L'âge d'or de la soie à Maebashi
Maebashi, aujourd’hui une ville discrète du Japon, fut autrefois un centre névralgique du commerce de la soie. Dès la fin de l’époque Edo et tout au long de l’ère Meiji (1868-1912), la ville s’est imposée comme un pilier de l’industrie séricicole japonaise, exportant sa production vers le monde entier. Son essor était étroitement lié aux vastes plantations de mûriers qui entouraient la ville et fournissaient une matière première de haute qualité aux éleveurs de vers à soie.

Ce succès ne fut pas un hasard.

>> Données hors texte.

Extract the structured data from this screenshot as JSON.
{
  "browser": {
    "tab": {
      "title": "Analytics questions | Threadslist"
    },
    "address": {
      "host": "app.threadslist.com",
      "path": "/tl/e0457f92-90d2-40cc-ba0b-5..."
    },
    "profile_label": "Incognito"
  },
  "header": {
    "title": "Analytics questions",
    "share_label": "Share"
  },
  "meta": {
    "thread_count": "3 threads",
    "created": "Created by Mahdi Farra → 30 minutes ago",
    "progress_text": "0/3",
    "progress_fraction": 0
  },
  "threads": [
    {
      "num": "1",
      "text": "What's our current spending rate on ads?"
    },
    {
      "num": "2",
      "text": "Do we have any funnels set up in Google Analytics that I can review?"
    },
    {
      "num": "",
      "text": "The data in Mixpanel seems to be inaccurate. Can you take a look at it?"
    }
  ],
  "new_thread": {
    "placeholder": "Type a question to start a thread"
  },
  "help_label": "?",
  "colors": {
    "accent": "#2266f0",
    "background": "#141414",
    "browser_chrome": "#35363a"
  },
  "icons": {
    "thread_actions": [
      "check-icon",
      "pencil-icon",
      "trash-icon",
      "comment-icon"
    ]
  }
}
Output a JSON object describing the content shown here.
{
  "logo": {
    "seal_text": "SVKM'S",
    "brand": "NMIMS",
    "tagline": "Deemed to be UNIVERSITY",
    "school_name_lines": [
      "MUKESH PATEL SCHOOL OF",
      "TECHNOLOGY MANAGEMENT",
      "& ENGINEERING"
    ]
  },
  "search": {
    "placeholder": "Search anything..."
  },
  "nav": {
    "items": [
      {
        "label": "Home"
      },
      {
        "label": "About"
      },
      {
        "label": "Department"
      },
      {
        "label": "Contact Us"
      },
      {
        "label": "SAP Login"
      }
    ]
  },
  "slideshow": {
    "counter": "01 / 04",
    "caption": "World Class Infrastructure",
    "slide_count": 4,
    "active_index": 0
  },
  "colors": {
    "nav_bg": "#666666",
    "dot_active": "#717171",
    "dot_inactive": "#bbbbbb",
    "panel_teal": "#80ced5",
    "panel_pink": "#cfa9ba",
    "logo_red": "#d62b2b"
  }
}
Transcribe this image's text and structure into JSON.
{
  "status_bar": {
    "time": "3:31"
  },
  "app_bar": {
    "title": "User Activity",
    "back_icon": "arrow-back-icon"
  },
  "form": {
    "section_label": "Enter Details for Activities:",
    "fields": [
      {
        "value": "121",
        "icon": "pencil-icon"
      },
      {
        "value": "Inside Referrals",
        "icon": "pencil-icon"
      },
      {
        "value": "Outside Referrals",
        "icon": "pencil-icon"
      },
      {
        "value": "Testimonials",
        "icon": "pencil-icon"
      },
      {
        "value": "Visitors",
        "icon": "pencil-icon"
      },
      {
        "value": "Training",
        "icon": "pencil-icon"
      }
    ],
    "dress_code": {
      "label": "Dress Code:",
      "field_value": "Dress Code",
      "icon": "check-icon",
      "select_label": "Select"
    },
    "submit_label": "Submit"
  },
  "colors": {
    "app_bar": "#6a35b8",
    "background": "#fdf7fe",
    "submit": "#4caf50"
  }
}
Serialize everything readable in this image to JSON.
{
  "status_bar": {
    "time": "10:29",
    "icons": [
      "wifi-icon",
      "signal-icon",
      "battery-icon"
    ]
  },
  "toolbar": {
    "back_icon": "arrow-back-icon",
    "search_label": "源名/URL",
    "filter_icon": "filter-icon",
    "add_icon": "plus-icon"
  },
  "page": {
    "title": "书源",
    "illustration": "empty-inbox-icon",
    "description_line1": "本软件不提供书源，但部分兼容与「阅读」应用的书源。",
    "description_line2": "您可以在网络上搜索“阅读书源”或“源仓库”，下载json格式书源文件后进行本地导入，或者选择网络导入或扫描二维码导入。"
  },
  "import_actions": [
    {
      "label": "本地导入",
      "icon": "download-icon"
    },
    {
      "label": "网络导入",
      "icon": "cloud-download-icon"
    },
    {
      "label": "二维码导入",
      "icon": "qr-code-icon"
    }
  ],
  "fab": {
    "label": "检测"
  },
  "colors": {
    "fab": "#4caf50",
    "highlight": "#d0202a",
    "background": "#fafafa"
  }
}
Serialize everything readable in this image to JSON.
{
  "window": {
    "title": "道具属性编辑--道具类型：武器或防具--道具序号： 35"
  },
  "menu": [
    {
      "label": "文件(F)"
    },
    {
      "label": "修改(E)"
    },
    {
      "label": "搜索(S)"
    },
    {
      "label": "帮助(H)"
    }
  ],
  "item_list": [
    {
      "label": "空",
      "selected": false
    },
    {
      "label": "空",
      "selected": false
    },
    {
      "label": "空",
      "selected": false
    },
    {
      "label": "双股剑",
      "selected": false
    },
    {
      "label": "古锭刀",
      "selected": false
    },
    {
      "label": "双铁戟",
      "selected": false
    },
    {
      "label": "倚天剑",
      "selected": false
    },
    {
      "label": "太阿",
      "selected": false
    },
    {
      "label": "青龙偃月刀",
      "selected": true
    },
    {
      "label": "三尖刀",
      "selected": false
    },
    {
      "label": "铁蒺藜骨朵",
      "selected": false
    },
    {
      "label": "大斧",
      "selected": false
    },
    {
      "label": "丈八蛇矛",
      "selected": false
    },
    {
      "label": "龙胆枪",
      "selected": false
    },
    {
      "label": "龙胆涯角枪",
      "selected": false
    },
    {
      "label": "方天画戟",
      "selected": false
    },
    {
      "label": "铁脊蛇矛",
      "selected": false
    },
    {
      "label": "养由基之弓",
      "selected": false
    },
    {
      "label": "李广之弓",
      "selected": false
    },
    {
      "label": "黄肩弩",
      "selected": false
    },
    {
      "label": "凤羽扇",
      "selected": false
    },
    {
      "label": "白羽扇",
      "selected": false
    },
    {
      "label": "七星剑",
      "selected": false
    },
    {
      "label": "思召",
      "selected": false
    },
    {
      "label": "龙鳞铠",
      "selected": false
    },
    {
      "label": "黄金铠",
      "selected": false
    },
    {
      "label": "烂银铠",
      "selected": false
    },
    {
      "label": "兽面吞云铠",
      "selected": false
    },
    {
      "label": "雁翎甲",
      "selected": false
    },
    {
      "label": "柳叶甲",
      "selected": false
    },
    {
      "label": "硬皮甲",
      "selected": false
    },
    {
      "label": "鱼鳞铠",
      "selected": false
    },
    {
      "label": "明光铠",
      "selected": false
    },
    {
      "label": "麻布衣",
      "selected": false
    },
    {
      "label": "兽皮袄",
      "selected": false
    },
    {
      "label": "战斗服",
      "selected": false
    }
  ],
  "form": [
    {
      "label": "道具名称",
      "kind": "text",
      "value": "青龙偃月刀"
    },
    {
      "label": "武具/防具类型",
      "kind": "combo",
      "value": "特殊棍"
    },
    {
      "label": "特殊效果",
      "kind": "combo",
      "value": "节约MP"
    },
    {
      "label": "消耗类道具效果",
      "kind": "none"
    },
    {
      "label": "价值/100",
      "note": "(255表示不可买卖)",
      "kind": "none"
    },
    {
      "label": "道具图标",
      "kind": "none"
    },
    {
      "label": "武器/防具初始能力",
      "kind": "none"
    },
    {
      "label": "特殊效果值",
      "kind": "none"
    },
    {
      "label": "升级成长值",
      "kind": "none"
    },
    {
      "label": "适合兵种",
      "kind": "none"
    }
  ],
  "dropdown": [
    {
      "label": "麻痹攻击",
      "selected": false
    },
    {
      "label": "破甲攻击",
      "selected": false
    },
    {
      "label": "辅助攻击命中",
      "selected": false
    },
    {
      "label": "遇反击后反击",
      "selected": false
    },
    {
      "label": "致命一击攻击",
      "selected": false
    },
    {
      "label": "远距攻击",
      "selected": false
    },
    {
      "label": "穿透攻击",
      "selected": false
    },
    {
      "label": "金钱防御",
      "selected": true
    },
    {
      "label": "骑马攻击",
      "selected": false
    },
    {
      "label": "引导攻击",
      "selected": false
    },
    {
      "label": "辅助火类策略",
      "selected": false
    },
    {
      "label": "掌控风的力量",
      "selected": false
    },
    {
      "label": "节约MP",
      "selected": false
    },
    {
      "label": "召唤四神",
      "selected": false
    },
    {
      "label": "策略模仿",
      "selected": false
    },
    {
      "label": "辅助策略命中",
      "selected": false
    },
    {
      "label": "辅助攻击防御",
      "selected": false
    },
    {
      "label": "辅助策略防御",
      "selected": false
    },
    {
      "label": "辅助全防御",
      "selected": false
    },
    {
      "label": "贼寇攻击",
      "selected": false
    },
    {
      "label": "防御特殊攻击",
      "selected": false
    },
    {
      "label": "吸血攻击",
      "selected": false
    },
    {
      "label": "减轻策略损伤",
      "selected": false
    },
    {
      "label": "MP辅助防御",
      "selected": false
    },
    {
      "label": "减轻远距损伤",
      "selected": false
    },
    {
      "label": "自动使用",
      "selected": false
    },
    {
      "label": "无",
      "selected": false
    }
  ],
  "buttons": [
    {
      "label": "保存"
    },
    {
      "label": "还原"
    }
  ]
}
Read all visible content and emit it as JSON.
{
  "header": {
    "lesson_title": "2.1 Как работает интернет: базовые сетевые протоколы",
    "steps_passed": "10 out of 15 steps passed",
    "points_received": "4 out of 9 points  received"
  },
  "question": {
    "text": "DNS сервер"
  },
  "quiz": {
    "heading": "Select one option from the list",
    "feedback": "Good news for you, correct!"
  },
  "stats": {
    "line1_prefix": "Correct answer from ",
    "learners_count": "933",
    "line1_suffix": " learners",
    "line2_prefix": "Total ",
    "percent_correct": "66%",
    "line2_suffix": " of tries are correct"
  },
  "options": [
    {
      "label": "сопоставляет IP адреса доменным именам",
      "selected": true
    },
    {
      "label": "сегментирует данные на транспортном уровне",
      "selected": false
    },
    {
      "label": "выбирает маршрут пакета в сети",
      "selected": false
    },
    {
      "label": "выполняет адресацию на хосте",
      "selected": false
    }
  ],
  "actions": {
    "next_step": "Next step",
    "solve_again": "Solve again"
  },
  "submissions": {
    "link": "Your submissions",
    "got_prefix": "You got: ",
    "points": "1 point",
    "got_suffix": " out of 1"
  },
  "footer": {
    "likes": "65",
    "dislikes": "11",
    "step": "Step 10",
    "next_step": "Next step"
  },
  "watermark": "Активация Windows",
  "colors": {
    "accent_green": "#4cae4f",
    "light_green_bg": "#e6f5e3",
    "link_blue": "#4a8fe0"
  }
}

L’impulsion donnée par l’ouverture du Japon au commerce international et l’adoption de nouvelles techniques de filature permirent à Maebashi de devenir un moteur économique de la région de Gunma. La ville accueillit plusieurs manufactures modernes, parmi lesquelles des filatures mécaniques inspirées des méthodes européennes, notamment celles mises en place après la fondation de la Filature de Tomioka en 1872, non loin de là. Ce site, aujourd’hui inscrit au patrimoine mondial de l’UNESCO, fut une référence pour la production de soie brute à grande échelle et influença profondément les industries locales de Maebashi.

Au tournant du XXᵉ siècle, la soie devint un véritable symbole de prospérité pour la ville. Les marchands, enrichis par ce commerce florissant, firent construire des bâtiments imposants, des magasins et des infrastructures modernes pour accueillir les voyageurs et commerçants venus de tout le pays. Les rues animées de Maebashi résonnaient du bourdonnement des négociations et de l’activité incessante des ateliers de tissage et de filature.
Mais ce qui fit la richesse de Maebashi contribua aussi, plus tard, à son déclin. L’industrie textile, bien que florissante durant l’ère Taishō (1912-1926) et le début de l’ère Shōwa (1926-1989), dut faire face à de profonds bouleversements économiques et technologiques qui allaient progressivement mettre un terme à cet âge d’or.
Les galeries de l’ère Shōwa : témoins d’une époque révolue
À l’apogée de son dynamisme économique, Maebashi n’était pas seulement un centre industriel prospère, mais aussi un carrefour commercial animé. Dès le début de l’ère Shōwa (1926-1989), la ville s’est dotée de galeries marchandes couvertes, connues sous le nom de shōtengai, qui devinrent le cœur vibrant de la vie urbaine. Ces galeries abritaient une multitude de boutiques familiales, de restaurants, de salons de thé et de petits commerces où artisans et commerçants proposaient des produits locaux, notamment des étoffes de soie et des vêtements de grande qualité.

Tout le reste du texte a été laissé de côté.